What do the numbers mean? Total cholesterol is the sum of three
main factors. Theses are LDL (low density lipoprotein) cholesterol (bad
kind), HDL (high density lipoprotein) cholesterol (good kind) and blood
triglycerides. Healthy total cholesterol is under 200mg/dL with 180
mg/dL being optimal. LDL cholesterol should be under 100 mg/dL, HDL
should be over 40 mg/dL and blood triglyceride levels under 150 mg/dL.
When is cholesterol considered too high? When total cholesterol is over
240mg/dL with LDL levels over 160 mg/dL, HDL levels under 40 mg/dL and
blood triglycerides 200 mg/dL you are at risk.
There are plenty of ways to help reduce cholesterol levels
naturally. Medications are widely available but have been known to
cause muscle pains and inflict damage on the liver. Lowering levels
naturally is a much safer alternative. Natural remedies can also save
you money on your prescriptions.
It is important to note that roughly 20% of cholesterol comes form
your diet while nearly 80% comes from your liver. So changes in your
diet may need to be taken further by adding nutritional supplements to
your daily regimen. Cholesterol levels should be checked at least once
every five years for people aged 20 or older. Use the following tips to
help maintain healthy levels.
- Cut back on consuming sugar, white flower, rich desserts and fried foods.
- Switch to using healthy oils such as olive or walnut oil.
- Eat baked or poached fish a few nights a week.
- Consume more soluble fiber such as apples, barley, oats, psyllium, kidney beans and pears.
- Eat more nuts such as pecans, hazelnuts, peanuts, pistachios and walnuts.
- Load up on leafy and green vegetables during mealtimes. These include lettuce, broccoli, spinach and green beans.
- Switch to eating whole grain foods instead of starchy white bread and pastas.
- Eat more fruits and berries. These are high in antioxidants and phytonutrients.
- Soy can lower bad cholesterol by three percent.
- Exercise at least 30 minutes on most or all days of the week.
When an altered diet is not enough to maintain healthy cholesterol
levels, you may want to consider taking some nutritional supplements.
Always follow directions specified on labels and be sure to contact
your doctor if you have any questions or concerns. Below are some
natural supplements that can help you reach your goals.

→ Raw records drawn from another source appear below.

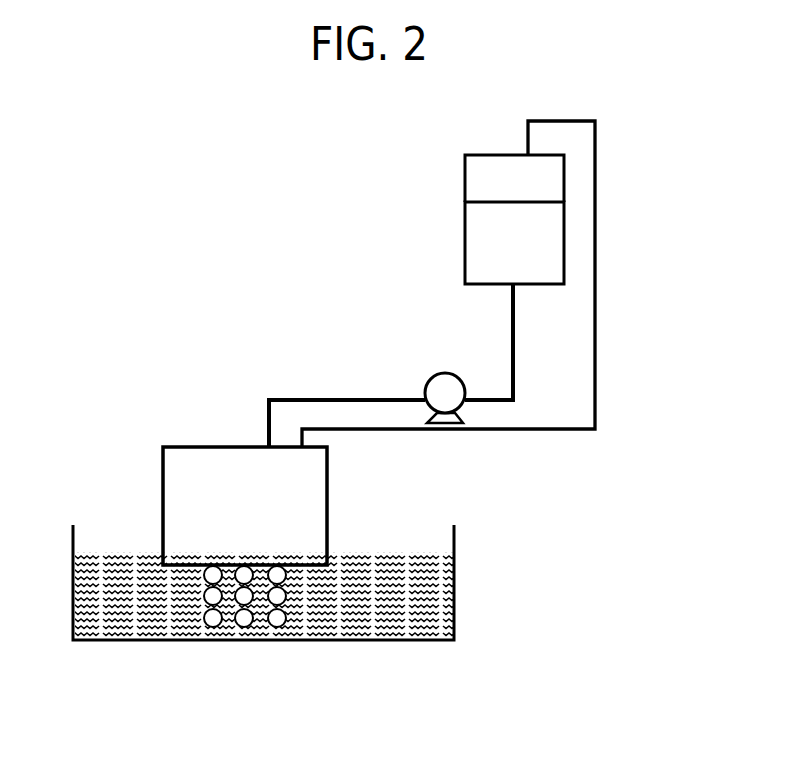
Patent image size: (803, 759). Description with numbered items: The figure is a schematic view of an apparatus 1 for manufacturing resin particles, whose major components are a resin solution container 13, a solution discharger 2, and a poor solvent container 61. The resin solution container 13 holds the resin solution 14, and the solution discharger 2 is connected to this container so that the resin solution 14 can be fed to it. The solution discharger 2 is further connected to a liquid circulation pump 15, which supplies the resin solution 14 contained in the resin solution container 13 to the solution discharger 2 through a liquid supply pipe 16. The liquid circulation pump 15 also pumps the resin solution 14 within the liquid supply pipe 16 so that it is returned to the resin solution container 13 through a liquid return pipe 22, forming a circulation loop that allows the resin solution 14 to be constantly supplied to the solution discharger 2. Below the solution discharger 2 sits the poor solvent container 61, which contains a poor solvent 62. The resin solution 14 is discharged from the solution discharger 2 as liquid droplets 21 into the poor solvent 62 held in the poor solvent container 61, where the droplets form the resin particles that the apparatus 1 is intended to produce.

The apparatus for manufacturing resin particles 1 is at (140, 250).
The solution discharger 2 is at (329, 463).
The resin solution container 13 is at (464, 186).
The resin solution 14 is at (485, 246).
The liquid circulation pump 15 is at (429, 387).
The liquid supply pipe 16 is at (511, 340).
The liquid droplets 21 is at (247, 620).
The liquid return pipe 22 is at (597, 235).
The poor solvent container 61 is at (456, 570).
The poor solvent 62 is at (417, 622).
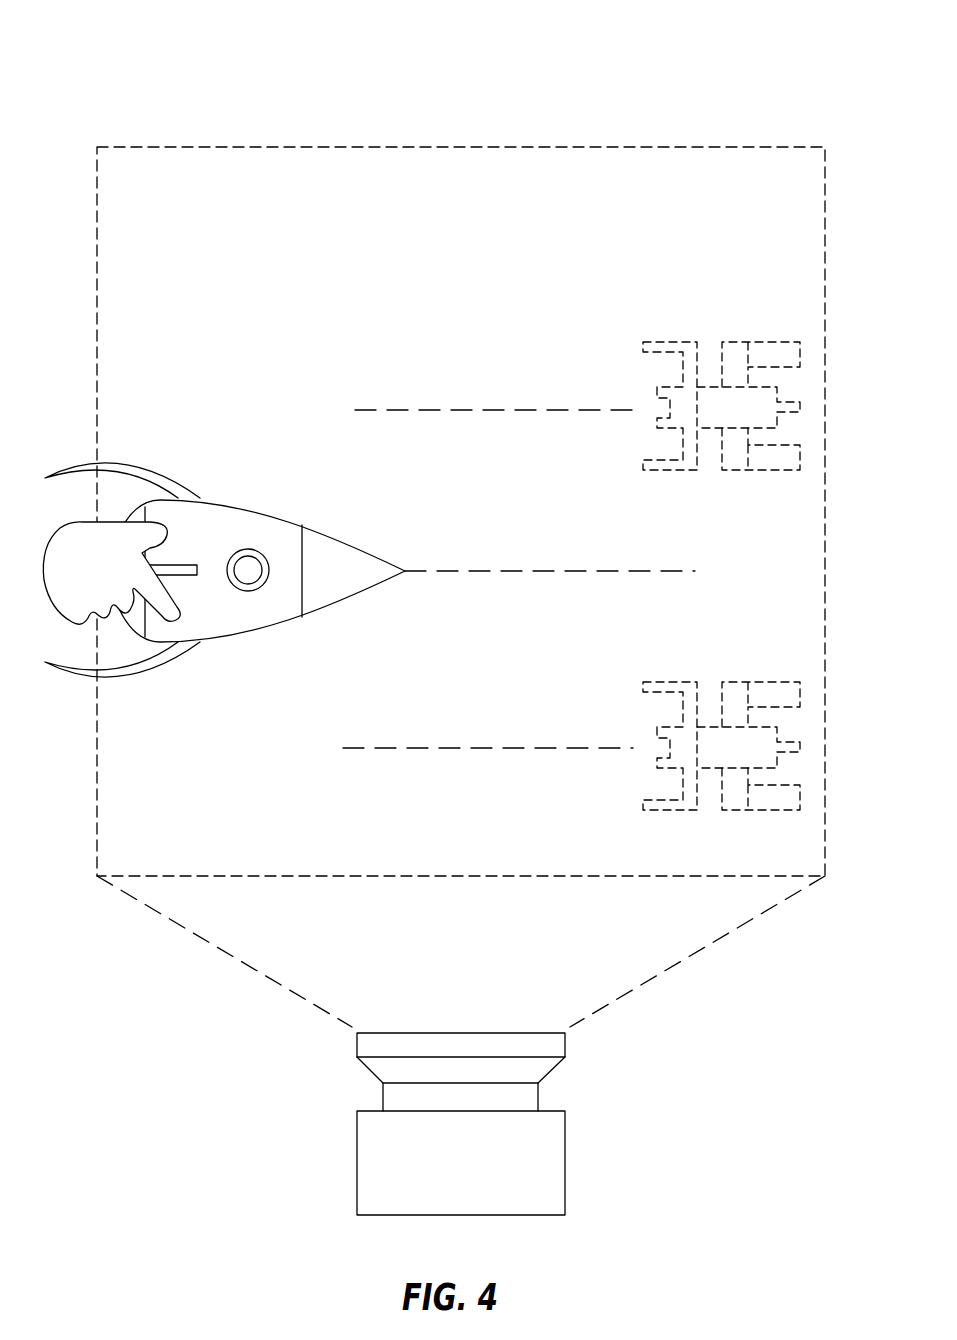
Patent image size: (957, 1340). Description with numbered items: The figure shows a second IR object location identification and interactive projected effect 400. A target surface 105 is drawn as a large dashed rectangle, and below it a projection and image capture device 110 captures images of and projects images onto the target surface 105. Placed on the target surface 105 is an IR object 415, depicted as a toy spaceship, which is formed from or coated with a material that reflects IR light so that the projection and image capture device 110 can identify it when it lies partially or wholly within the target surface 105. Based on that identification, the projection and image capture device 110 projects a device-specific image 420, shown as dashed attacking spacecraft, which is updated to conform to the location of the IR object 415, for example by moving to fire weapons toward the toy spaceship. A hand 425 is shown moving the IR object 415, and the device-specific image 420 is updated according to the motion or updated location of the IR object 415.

The second IR object location identification and interactive projected effect 400 is at (756, 43).
The target surface 105 is at (123, 163).
The projection and image capture device 110 is at (368, 1189).
The IR object 415 is at (240, 518).
The device-specific image 420 is at (753, 417).
The hand 425 is at (105, 627).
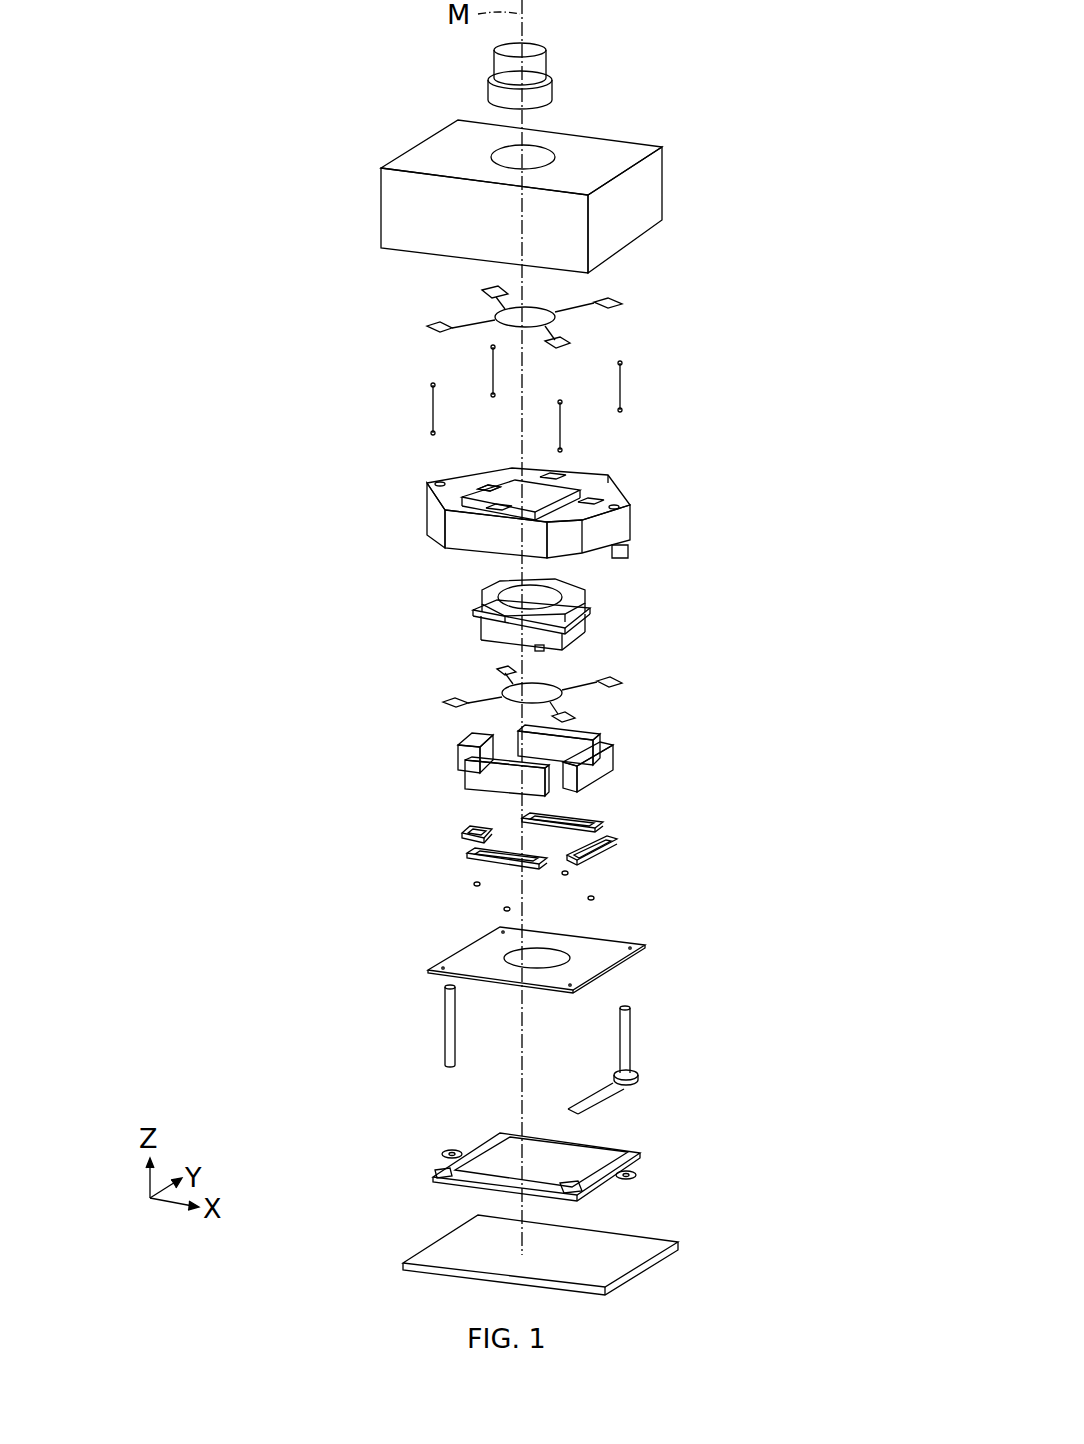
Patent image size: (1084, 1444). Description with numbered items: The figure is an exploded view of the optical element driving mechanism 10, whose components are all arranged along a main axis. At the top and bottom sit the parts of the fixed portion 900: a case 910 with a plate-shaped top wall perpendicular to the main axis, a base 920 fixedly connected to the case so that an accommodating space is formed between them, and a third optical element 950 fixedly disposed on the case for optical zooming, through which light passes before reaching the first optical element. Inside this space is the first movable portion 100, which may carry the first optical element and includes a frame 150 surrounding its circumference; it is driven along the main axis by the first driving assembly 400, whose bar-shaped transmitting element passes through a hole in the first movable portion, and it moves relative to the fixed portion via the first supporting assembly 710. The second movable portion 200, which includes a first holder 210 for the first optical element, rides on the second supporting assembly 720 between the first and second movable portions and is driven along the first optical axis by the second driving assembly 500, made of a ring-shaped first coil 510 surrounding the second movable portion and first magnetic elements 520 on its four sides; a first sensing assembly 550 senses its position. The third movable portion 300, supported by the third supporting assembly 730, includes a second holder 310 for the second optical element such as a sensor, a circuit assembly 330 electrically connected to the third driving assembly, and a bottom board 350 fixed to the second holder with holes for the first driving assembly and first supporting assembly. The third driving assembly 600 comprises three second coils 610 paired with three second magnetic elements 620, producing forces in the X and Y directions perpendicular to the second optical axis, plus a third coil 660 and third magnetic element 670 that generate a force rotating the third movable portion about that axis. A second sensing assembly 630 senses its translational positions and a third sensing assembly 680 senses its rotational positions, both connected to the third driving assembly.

The optical element driving mechanism 10 is at (162, 58).
The first movable portion 100 is at (630, 523).
The frame 150 is at (487, 492).
The second movable portion 200 is at (530, 624).
The first holder 210 is at (500, 641).
The third movable portion 300 is at (849, 326).
The second holder 310 is at (545, 1154).
The circuit assembly 330 is at (478, 952).
The bottom board 350 is at (640, 1175).
The first driving assembly 400 is at (631, 1040).
The second driving assembly 500 is at (164, 453).
The first coil 510 is at (590, 612).
The first magnetic elements 520 is at (521, 760).
The first sensing assembly 550 is at (546, 648).
The third driving assembly 600 is at (164, 579).
The second coils 610 is at (600, 846).
The second magnetic elements 620 is at (605, 765).
The second sensing assembly 630 is at (596, 897).
The third coil 660 is at (460, 835).
The third magnetic element 670 is at (455, 765).
The third sensing assembly 680 is at (473, 883).
The first supporting assembly 710 is at (443, 1025).
The second supporting assembly 720 is at (622, 303).
The third supporting assembly 730 is at (622, 385).
The fixed portion 900 is at (164, 326).
The case 910 is at (650, 188).
The base 920 is at (680, 1242).
The third optical element 950 is at (540, 67).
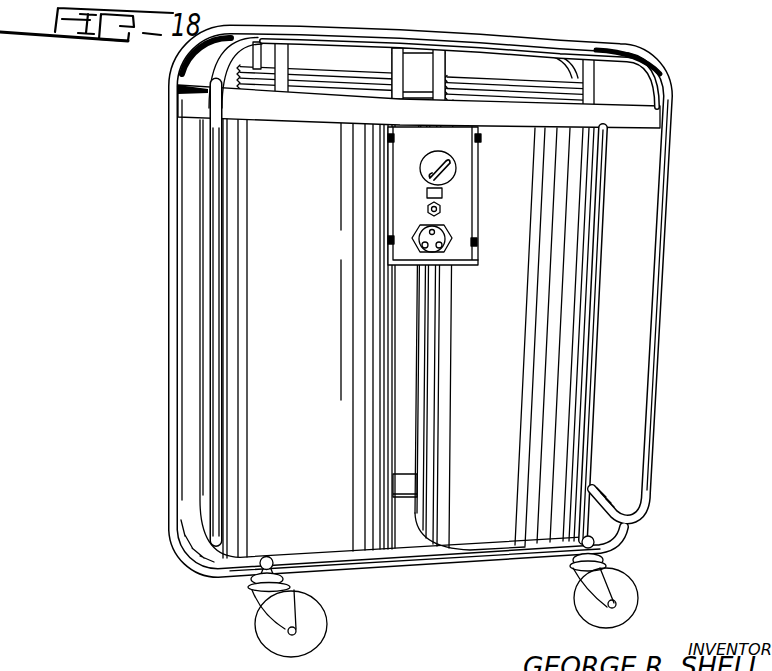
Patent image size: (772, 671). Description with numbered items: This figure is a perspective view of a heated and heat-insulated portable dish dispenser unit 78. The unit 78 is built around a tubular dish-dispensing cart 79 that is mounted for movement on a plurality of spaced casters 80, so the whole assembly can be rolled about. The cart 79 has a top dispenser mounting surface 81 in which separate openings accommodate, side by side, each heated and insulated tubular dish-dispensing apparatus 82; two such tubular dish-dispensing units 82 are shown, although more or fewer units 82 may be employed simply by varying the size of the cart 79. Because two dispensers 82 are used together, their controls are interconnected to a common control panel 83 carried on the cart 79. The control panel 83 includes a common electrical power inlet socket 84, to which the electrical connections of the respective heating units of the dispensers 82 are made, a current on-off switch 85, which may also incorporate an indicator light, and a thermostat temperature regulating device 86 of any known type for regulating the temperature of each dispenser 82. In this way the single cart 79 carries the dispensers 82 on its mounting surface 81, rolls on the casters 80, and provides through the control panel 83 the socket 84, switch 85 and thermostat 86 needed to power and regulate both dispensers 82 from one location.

The portable dish dispenser unit 78 is at (677, 242).
The tubular dish-dispensing cart 79 is at (668, 157).
The casters 80 is at (315, 621).
The top dispenser mounting surface 81 is at (640, 111).
The tubular dish-dispensing apparatus 82 is at (298, 349).
The common control panel 83 is at (474, 251).
The electrical power inlet socket 84 is at (437, 256).
The current on-off switch 85 is at (443, 207).
The thermostat temperature regulating device 86 is at (421, 164).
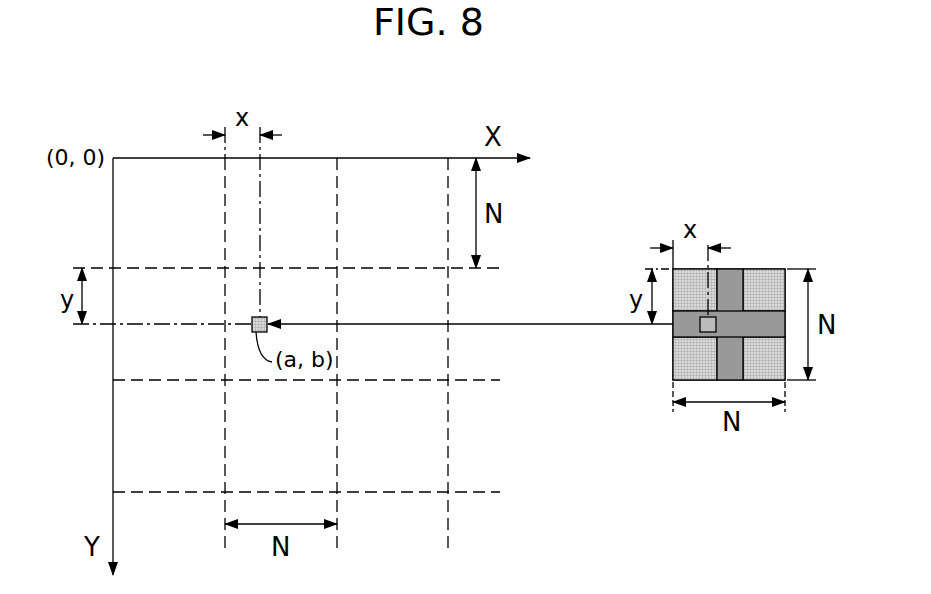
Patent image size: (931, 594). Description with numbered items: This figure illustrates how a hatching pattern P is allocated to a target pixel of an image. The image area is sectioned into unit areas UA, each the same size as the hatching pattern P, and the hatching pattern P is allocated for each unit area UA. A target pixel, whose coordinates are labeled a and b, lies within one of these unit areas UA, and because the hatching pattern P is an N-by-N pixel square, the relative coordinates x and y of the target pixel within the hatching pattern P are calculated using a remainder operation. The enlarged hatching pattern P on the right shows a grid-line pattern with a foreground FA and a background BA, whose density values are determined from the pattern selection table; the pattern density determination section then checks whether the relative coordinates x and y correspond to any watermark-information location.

The hatching pattern P is at (697, 298).
The foreground FA is at (680, 332).
The background BA is at (683, 372).
The unit area UA is at (424, 353).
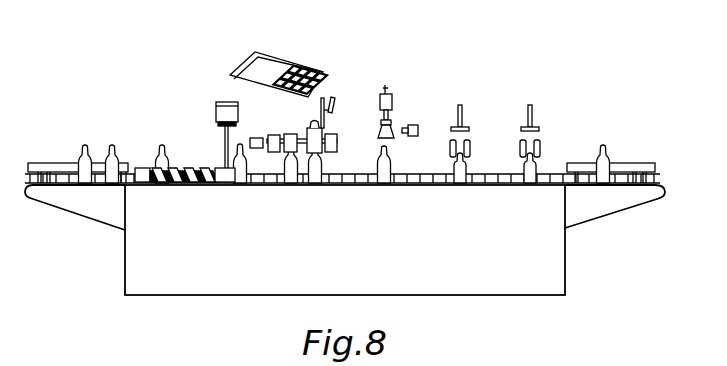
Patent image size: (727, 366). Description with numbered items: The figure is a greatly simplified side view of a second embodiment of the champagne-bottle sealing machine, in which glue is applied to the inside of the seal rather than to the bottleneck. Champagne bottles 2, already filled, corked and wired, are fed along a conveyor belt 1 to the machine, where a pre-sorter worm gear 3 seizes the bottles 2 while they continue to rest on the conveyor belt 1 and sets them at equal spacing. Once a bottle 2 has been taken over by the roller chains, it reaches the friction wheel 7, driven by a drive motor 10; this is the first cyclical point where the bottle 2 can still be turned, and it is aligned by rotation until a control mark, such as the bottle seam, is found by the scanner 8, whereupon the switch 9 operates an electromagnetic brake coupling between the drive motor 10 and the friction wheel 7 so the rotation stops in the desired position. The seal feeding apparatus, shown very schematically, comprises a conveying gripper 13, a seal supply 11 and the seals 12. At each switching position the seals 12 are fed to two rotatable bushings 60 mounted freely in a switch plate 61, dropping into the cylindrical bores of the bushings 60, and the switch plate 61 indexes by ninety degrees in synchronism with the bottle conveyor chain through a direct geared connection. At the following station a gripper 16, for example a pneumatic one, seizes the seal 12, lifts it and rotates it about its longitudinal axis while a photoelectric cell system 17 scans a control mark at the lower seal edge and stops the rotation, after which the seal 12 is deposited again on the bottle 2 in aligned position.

The conveyor belt 1 is at (55, 178).
The champagne bottles 2 is at (86, 144).
The pre-sorter worm gear 3 is at (152, 170).
The friction wheel 7 is at (222, 185).
The scanner 8 is at (246, 185).
The switch 9 is at (258, 138).
The drive motor 10 is at (218, 110).
The seal supply 11 is at (272, 67).
The seals 12 is at (310, 72).
The conveying gripper 13 is at (316, 122).
The gripper 16 is at (383, 96).
The photoelectric cell system 17 is at (414, 123).
The rotatable bushings 60 is at (338, 146).
The switch plate 61 is at (337, 141).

- Octacosanol is derived from wheat germ oil. It is proven to reduce total cholesterol levels.
- Omega 3 Fatty Acids come from fish oil and flax seed oil. These
not only help lower cholesterol but also reduce inflammation, a common
risk factor associated with cardiovascular disease.
- Garlic can lower total levels.
- Niacin is a B vitamin that can help decrease cholesterol when
used in larger doses. It lowers bad cholesterol and raises good
- Chromium (GTF) which aids in metabolizing sugars can help lower overall cholesterol.
- Guggul which is made from herbs is a medicine to help rid the body of bad cholesterol.
Always follow your doctors advise before starting any natural supplement regimen.